Enfin, l'ermite revint "Prenez des pioches et des pelles" dit-il. "Si j'ai été si long, c'est que les arbres voulaient d'abord me raconter tout le mal que les gens d'ici leur font. Ils ont tant à raconter ! Mais les arbres ne sont pas rancuniers, ils acceptent d'aider les hommes, espérant un
jour gagner leur amitié". Il les guida ensuite vers le bord de l'aber Benoît et il leur montra l'endroit où ils devraient creuser, dans le lit de la rivière. Les pioches rencontrèrent bientôt un rocher, mais quand il fut dégagé, il apparut que c'était en fait une auge effilée, posée à l'envers. Les hommes remontèrent l'objet volumineux près de la chapelle. Avec des bottes de paille, une charrette fut rapidement aménagée pour permettre de transporter l'enfant devenu si fragile. Bientôt, un
étrange cortège se mit en route, alors que partout alentour, à Castellouroup, au Quinquis, à Meznaot, à Kerboulou et ailleurs, dès qu'ils entendirent parler de l'auge de Majan, les gens se dirigèrent vers Lokmajan pour aller la voir.

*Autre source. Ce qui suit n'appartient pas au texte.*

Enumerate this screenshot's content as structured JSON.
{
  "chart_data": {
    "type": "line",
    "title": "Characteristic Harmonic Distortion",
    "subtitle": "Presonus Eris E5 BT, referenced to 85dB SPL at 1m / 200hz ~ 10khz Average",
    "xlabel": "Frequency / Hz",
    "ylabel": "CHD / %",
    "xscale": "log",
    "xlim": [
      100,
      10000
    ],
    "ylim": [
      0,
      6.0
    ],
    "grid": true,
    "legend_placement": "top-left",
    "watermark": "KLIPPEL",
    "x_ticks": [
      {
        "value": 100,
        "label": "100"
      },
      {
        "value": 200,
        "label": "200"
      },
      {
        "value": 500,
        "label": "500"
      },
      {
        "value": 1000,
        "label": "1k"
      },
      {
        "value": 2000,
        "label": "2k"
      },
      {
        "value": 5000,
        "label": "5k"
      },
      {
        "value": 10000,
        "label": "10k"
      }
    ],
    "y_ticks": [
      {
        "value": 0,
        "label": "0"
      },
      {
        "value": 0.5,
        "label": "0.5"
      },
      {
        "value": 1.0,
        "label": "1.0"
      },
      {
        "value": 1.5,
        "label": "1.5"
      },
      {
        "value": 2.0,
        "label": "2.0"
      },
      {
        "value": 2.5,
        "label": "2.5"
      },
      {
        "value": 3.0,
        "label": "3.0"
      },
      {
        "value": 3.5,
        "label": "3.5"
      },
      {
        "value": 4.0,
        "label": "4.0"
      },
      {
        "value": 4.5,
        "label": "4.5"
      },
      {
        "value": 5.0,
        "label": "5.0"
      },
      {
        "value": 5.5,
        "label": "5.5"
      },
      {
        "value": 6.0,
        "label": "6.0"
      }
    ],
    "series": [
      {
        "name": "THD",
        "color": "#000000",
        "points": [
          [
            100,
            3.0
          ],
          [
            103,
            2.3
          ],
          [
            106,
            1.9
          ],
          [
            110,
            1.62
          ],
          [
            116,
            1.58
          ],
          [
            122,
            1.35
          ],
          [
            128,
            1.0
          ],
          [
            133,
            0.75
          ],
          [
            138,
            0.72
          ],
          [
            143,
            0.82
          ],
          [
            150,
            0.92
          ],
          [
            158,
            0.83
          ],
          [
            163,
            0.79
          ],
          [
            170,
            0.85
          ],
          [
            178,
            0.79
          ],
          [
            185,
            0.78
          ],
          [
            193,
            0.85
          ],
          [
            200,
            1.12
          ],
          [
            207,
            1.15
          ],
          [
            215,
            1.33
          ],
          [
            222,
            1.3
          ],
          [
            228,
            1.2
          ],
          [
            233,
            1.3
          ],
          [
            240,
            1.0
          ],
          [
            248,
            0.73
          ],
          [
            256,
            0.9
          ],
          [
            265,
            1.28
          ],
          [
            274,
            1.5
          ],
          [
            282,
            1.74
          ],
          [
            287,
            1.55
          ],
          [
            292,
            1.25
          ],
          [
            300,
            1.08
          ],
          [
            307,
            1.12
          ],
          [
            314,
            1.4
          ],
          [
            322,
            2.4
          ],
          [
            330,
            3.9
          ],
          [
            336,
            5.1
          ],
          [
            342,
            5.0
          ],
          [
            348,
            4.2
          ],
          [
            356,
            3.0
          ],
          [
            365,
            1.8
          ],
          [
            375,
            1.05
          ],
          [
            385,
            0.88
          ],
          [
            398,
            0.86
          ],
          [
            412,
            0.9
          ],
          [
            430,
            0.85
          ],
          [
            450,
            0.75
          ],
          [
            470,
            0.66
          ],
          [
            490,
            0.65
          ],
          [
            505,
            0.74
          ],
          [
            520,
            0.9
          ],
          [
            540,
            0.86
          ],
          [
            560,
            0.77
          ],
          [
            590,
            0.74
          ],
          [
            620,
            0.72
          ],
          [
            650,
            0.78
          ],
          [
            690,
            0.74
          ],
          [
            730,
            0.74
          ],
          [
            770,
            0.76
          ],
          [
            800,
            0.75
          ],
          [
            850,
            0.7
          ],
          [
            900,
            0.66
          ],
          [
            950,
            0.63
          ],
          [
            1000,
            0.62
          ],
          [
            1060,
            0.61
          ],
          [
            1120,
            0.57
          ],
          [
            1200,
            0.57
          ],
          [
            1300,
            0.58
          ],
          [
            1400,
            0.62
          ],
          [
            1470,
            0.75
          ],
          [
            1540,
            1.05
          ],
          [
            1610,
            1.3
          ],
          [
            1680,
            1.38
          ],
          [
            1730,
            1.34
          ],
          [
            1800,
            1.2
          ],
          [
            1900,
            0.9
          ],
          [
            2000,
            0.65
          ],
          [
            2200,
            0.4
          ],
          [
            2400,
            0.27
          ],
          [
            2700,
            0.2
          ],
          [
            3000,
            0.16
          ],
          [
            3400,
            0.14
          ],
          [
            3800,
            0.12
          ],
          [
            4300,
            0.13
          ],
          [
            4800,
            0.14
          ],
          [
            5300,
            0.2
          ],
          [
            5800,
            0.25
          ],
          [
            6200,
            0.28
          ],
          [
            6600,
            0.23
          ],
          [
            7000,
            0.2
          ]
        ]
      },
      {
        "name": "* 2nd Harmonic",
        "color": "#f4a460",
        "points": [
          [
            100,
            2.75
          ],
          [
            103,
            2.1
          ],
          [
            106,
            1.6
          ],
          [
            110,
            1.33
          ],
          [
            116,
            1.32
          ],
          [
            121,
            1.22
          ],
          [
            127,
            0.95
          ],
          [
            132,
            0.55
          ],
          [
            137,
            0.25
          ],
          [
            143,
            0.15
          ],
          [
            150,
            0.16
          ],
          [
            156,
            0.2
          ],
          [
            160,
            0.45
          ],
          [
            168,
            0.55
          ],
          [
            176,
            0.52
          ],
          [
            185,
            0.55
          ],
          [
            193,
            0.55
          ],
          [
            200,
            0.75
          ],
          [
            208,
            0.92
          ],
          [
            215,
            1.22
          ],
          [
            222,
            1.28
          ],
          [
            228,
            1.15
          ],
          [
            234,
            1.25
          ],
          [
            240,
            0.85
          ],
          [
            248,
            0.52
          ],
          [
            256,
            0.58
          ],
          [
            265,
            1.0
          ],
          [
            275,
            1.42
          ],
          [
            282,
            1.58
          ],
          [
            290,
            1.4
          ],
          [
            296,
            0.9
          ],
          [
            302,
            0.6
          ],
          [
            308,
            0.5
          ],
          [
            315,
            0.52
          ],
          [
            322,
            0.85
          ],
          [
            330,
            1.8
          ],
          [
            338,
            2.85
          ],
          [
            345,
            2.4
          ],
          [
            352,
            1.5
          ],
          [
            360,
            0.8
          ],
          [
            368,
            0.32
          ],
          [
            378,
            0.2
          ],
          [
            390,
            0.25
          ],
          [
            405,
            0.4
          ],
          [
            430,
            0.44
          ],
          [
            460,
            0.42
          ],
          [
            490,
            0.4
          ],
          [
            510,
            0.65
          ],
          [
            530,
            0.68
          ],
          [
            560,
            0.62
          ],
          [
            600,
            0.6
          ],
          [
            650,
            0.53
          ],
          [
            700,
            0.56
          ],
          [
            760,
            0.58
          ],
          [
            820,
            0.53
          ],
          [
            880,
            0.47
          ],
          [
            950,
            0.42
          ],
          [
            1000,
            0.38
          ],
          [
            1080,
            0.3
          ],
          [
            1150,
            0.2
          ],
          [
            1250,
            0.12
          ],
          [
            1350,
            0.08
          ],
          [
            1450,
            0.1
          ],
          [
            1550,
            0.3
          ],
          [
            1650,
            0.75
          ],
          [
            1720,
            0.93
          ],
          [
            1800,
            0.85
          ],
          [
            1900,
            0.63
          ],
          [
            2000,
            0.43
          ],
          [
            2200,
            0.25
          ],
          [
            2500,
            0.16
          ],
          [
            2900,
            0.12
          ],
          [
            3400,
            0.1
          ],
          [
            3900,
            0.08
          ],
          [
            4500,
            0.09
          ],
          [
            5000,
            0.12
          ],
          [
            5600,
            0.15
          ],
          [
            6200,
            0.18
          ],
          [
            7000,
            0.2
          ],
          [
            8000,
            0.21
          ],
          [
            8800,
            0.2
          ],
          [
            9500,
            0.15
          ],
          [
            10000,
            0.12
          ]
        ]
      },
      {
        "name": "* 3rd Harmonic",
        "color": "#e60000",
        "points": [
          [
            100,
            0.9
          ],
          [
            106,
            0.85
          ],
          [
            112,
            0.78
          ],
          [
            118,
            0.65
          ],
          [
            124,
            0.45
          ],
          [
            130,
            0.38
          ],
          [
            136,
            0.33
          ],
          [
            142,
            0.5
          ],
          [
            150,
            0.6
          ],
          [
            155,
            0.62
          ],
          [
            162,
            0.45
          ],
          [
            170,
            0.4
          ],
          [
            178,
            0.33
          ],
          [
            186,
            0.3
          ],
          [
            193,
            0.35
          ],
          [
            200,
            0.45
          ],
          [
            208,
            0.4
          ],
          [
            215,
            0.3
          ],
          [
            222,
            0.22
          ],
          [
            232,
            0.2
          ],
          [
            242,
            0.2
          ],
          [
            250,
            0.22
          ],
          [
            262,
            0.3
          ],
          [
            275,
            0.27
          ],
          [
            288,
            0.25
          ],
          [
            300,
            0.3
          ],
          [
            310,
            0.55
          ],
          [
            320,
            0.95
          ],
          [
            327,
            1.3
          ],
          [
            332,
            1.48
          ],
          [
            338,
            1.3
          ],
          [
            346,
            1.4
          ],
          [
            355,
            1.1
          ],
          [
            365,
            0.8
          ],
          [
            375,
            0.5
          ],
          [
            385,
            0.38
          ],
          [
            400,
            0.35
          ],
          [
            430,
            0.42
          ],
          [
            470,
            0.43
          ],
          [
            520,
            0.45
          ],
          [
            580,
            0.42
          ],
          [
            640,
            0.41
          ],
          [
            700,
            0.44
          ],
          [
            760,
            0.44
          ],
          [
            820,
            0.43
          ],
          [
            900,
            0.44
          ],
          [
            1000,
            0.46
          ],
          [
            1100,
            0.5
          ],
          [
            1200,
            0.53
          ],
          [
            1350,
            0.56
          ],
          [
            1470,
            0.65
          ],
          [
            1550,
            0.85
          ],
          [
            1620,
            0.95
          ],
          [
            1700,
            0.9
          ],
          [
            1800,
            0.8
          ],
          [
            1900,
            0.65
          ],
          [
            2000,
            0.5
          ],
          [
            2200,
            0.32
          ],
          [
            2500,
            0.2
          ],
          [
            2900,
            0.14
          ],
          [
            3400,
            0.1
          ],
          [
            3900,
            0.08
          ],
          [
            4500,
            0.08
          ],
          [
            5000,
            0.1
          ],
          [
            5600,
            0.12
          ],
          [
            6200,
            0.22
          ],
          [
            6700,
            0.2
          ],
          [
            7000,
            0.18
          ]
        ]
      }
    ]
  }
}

Une cérémonie fut bientôt organisée. On avait transporté quelques seaux remplis de
l'eau de la fontaine que l'on avait versée dans l'auge. Alors que la foule se rassemblait en groupes de plus en plus nombreux dans l'enclos et sur les pentes escarpées qui dominent la chapelle, la charrette s'arrêta près de l'auge. Le seigneur de Pen ar Van prit son fils dans ses bras et l'assit au bord du vaisseau de pierre, les pieds dans l'eau. L'enfant rit en remuant les orteils, car l'eau était froide. Le rire léger s'éleva dans le silence recueilli de la foule étonnée. C'était un présage favorable. Le seigneur émerveillé d'entendre ce son merveilleux, presque oublié de sa maison, s'exclama: "Gloire à Dieu, gloire à Majan, mon fils va guérir".
De la foule enthousiaste s'éleva une grande clameur.
Le sage de Huelgoat se pencha sur l'enfant. Il proposa de le remettre sur le lit de paille pour pouvoir l'examiner. Il était un peu guérisseur et savait l'usage des plantes.
Après l'examen soigneux, il se tourna vers le père et lui dit:
"Votre fils va guérir. Pour aider à le fortifier contre la maladie et hâter sa guérison, je vous
apporterais demain un remède souverain".
Pendant plusieurs semaines, l'enfant dut avaler une potion amère. Des couleurs
réapparurent sur ses joues pâles, ses forces revinrent. Il guérit.
L'auge de Majan fut de nouveau scellée sous le jet de la source, et longtemps encore
on puisa son eau pour guérir les malades. Ceux qui le pouvaient venaient y plonger les pieds
et riaient de la trouver si froide.
Quelques siècles plus tard, de cette histoire véridique il ne restait qu'une croyance, celle
d'une banale fontaine miraculeuse. Un seigneur de la région décida de vendre tous les
arbres entre le moulin de Meznaot et Lokmajan pour construire les bateaux du roi.
Une nuit de tempête, l'arbre le plus ancien, un chêne de 600 ans s'abattit sur la fontaine,
brisant l'auge de Majan. Il restait une belle pierre, elle fut amenée au bourg, au Prat. On l'utilisa
pour aménager le dessus d'un nouveau puits qu'on venait de creuser.